Local airport supporting efforts to contain range fires

Wednesday, July 20, 2016
Single engine air tankers, or SEAT, aircraft are using the Mountain Home Airport as a base of operations in their ongoing battle against range fires burning out of control across parts of southern Idaho.

The Mountain Home Airport continued to serve as a base of operations for aircraft battling a series of range fires burning across southern Idaho.

On July 19, four single engine air tankers, or SEAT, aircraft launched from the airport in support of the ongoing battle to contain the blaze near Lucky Peak Reservoir, which as of July 20 had scorched more than 2,000 acres and destroyed two buildings while threatening 10 others.

Firefighters from the Bureau of Land Management in Boise as well as fire resources from the Boise Fire Department and the U.S. Forest Service responded to the fire. Officials with the Forest Service indicated that the fire was human caused, although the specific trigger remains under investigation.

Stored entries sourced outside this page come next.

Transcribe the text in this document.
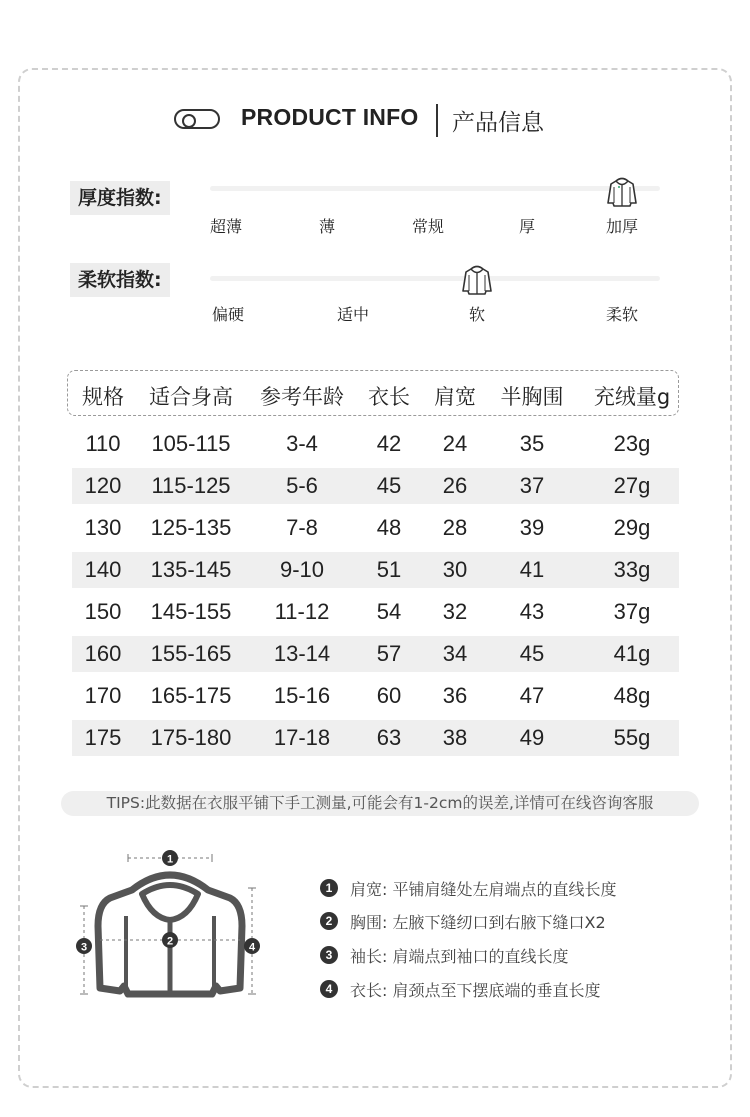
PRODUCT INFO 产品信息
厚度指数:
超薄	薄	常规	厚	加厚
柔软指数:
偏硬	适中	软	柔软
规格	适合身高	参考年龄	衣长	肩宽	半胸围	充绒量g
110	105-115	3-4	42	24	35	23g
120	115-125	5-6	45	26	37	27g
130	125-135	7-8	48	28	39	29g
140	135-145	9-10	51	30	41	33g
150	145-155	11-12	54	32	43	37g
160	155-165	13-14	57	34	45	41g
170	165-175	15-16	60	36	47	48g
175	175-180	17-18	63	38	49	55g
TIPS:此数据在衣服平铺下手工测量,可能会有1-2cm的误差,详情可在线咨询客服
1
2
3	4
1	肩宽: 平铺肩缝处左肩端点的直线长度
2	胸围: 左腋下缝纫口到右腋下缝口X2
3	袖长: 肩端点到袖口的直线长度
4	衣长: 肩颈点至下摆底端的垂直长度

Two of the SEAT aircraft that landed here came from McCall and Ontario and were originally scheduled to refuel at the Boise International Airport. According to Ted Thompson, who runs the airport in Mountain Home, the aircraft were diverted here due to the amount of air traffic in Boise.

Two air tankers were scheduled to launch from Mountain Home again the morning of July 20 to battle the fire at the Boise reservoir, which at last reports was raging out of control.

Since the fire season began in southern Idaho in recent weeks, the city airport has serviced air tankers fighting other forest fires in recent weeks. Among them was the Pioneer Fire north of Idaho City, which at last reports had grown to 240 acres.

Thompson said the SEAT aircraft that launched from Mountain Home were the first to spot the smoke from that fire.